Патил на это нелестное высказывание никак не отреагировал. Его зацепило другое.

— Бамберг, а зачем мы всё-таки допрашиваем эту девушку?

Тот фыркнул.

— Ты хоть помнишь, за что её в тот раз арестовывал?

— По подозрению в пособничестве беглому преступнику Сириусу Блэку, — отчеканил стажёр.

— Вот! — торжествующе произнёс Бамберг. — А знаешь, где на неё минувшей ночью напал оборотень? В Запретном лесу! И у меня возникает резонный вопрос: а что она там делала в ночь побега Блэка из Хогвартса? Кроме того, выяснилось, что до сих пор в Хогвартсе работал преподавателем некий оборотень Ремус Люпин. А ни для кого не секрет, что он был близким другом Блэка.

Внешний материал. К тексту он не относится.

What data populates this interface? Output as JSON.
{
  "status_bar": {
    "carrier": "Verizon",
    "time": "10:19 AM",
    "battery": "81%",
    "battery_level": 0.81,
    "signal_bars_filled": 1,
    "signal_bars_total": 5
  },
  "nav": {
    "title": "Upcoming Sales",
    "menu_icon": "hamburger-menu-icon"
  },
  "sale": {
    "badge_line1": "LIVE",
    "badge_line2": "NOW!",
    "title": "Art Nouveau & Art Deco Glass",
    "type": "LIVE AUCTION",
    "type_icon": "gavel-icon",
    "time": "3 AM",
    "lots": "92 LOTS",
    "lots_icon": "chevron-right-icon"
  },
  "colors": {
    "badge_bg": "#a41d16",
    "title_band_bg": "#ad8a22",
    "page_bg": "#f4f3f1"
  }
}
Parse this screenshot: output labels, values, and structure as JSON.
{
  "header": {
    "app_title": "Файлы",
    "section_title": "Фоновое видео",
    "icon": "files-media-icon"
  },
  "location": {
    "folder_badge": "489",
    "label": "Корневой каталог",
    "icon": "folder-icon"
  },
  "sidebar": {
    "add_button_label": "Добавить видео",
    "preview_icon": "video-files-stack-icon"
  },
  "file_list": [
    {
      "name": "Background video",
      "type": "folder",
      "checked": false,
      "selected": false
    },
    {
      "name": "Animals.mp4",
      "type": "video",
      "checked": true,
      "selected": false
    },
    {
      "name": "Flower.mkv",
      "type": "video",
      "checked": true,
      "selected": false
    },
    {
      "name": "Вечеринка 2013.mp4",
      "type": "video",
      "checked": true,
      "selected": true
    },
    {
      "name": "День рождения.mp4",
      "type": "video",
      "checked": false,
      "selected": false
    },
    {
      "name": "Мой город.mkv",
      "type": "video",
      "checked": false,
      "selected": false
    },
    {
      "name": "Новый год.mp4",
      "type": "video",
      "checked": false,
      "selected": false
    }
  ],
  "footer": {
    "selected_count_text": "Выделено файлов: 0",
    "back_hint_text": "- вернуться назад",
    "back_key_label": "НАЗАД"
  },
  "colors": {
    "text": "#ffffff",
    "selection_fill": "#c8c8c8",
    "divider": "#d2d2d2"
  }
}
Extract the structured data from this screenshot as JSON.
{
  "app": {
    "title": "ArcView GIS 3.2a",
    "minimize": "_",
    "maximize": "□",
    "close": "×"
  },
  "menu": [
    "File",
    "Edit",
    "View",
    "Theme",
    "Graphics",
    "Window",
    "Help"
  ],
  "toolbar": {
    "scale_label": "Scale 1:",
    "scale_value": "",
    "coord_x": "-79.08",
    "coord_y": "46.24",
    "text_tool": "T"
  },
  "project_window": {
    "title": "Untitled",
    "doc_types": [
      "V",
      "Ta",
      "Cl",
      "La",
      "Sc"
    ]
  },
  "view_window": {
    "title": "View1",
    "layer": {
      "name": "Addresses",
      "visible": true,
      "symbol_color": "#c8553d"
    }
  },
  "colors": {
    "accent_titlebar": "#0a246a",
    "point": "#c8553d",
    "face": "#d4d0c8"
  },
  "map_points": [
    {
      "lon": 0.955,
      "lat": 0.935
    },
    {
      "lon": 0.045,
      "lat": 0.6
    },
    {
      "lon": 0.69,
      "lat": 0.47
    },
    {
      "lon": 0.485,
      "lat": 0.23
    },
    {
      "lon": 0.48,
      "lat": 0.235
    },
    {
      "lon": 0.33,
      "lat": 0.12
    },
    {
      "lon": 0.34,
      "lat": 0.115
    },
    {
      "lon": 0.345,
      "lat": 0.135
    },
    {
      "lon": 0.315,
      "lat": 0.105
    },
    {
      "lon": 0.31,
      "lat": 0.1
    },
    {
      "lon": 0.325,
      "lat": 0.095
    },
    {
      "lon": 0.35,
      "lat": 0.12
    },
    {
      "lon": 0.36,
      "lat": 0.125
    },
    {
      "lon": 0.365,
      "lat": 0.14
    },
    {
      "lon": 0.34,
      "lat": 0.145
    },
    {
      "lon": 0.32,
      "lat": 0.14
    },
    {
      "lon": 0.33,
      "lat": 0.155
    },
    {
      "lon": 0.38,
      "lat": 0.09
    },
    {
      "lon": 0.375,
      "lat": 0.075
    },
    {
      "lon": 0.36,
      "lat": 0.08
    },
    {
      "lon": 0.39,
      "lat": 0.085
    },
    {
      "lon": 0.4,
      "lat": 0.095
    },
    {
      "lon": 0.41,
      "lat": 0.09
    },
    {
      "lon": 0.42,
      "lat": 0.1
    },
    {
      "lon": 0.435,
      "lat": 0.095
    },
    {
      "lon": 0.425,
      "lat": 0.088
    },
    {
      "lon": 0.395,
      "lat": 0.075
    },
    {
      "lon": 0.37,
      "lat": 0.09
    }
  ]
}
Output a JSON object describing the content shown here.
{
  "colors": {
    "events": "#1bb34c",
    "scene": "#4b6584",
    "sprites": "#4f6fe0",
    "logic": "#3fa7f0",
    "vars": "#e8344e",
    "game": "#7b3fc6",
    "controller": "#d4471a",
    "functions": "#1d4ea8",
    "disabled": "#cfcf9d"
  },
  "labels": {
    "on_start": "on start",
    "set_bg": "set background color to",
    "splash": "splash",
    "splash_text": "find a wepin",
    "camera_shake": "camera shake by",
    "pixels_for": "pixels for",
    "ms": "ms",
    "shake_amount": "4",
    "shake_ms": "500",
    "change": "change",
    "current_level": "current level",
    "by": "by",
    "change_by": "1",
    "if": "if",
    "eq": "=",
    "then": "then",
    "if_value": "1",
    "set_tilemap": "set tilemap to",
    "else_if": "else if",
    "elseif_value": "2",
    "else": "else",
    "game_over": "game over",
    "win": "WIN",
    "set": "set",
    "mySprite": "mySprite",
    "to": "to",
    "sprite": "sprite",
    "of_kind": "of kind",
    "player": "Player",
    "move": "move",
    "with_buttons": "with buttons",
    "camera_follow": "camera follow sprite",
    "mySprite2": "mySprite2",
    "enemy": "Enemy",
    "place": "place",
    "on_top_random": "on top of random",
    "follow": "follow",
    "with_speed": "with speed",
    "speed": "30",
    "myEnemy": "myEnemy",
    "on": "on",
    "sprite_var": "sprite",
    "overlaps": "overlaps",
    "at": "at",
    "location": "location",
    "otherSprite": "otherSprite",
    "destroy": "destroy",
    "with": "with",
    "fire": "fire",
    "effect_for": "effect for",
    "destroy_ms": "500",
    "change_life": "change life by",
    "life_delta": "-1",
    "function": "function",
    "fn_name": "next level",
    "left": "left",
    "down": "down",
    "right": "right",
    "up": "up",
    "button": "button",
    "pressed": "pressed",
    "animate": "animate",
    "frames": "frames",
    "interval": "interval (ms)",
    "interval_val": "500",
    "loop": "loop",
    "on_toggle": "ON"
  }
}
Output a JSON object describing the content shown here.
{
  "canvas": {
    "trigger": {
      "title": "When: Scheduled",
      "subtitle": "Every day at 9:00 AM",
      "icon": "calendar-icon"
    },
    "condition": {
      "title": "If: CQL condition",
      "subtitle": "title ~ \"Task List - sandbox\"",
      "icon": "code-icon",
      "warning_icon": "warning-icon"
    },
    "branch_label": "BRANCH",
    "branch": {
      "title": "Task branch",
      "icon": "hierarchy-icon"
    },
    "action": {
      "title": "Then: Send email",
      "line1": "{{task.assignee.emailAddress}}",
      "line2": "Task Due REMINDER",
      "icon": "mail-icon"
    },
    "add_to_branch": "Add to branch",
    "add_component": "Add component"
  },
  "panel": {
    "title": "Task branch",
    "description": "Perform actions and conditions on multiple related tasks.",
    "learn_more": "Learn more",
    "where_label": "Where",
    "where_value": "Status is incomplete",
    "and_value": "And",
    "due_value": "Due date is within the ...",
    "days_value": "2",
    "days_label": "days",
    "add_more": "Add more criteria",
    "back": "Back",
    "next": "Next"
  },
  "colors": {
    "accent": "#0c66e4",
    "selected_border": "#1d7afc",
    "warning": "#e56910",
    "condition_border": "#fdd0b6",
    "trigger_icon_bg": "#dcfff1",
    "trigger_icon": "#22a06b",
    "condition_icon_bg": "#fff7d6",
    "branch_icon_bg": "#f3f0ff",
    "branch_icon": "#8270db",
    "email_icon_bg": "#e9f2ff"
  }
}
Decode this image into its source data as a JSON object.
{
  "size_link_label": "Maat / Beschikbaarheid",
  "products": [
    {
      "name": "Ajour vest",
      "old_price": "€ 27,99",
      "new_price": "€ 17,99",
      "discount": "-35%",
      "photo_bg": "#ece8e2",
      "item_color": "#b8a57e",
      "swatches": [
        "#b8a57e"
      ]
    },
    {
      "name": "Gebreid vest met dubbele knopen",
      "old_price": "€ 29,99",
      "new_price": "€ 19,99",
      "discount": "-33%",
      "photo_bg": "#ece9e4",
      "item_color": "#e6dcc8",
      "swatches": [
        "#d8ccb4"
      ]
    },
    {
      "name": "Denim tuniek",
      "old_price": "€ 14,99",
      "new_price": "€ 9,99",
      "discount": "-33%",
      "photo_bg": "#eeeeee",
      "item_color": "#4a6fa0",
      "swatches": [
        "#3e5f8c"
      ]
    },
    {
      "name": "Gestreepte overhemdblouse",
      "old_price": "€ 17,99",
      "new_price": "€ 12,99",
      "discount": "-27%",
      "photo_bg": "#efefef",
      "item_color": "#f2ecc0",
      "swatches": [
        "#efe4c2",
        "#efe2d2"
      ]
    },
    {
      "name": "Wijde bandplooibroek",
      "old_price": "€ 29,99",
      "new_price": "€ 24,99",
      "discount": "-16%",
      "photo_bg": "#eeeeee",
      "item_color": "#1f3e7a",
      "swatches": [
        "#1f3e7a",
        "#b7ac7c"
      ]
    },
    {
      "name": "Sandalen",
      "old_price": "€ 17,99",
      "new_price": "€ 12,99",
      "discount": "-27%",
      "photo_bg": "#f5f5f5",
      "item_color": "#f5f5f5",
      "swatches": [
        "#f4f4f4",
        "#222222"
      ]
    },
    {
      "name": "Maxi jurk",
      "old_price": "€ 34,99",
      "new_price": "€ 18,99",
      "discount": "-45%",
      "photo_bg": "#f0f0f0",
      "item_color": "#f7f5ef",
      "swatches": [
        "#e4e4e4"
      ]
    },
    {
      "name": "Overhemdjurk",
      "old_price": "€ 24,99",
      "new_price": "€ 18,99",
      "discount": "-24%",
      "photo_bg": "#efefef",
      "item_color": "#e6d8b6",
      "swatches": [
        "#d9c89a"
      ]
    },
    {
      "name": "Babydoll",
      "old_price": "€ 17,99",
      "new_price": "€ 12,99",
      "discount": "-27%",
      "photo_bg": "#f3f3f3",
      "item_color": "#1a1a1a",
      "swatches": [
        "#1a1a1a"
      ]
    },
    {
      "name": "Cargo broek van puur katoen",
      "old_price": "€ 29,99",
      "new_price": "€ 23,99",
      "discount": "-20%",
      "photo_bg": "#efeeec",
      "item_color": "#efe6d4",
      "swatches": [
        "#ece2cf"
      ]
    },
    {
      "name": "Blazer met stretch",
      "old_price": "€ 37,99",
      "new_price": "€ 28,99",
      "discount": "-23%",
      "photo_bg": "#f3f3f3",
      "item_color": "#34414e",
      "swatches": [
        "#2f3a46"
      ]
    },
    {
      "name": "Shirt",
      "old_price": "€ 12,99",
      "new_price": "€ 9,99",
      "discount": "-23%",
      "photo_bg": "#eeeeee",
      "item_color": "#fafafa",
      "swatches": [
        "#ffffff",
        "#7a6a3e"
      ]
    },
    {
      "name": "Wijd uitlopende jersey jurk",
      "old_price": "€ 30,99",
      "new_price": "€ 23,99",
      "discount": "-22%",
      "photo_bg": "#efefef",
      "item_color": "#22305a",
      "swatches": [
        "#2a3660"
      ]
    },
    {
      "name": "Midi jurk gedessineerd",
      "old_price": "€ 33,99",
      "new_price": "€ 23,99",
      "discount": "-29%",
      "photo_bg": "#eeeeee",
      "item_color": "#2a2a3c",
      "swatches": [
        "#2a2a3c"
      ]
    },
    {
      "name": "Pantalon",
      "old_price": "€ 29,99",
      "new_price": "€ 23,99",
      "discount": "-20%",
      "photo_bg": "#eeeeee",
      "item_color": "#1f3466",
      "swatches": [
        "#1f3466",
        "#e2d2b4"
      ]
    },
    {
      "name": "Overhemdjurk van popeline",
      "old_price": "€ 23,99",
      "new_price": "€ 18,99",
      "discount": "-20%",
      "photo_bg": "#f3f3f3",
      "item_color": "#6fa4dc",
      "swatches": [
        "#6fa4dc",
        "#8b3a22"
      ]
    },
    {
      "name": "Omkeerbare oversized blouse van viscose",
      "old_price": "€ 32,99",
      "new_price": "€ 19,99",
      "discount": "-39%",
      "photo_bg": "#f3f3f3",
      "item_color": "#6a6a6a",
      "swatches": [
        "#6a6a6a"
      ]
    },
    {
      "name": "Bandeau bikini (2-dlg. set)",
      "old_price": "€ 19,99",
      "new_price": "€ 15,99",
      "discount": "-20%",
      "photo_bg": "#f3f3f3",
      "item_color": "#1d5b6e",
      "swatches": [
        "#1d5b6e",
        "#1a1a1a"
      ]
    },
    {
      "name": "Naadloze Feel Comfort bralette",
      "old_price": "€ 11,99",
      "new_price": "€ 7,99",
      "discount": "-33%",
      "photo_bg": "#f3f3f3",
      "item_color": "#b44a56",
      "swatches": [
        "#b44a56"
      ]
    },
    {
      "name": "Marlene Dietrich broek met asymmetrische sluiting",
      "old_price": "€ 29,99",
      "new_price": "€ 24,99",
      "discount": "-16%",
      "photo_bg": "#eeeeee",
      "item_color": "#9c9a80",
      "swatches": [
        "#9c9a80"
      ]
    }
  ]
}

— Бамберг, погодите, — решительно запротестовал молодой человек. — С Роберты Лихт все обвинения сняли. Она никаким образом с Блэком не связана.

— Много ты понимаешь! Её только отпустили на поруки — Дамблдор за неё поручился. А уж этому... педагогу я вообще не верю! По-моему, Фадж уж слишком на него полагается. А тот у него за спиной обтяпывает свои тёмные делишки! — он понизил голос. — Мариус, ты представляешь, какие перспективы открываются? Если мы сможем доказать, что эта парочка сотрудничала с Блэком и помогла ему бежать... Меня в должности восстановят, ты сразу, без экзамена, аврором станешь! Только бы нам из неё чистосердечное выбить...

— Не переусердствовать бы с выбиванием... — вздохнул молодой человек.

— У меня свои методы, — хохотнул Бамберг.

— Знаю я ваши... методы, — негромко сказал Патил, ни к кому, собственно, не обращаясь.

Разговор этот стряхнул с Берты последние остатки сонного оцепенения. Соображалось, на удивление, ясно.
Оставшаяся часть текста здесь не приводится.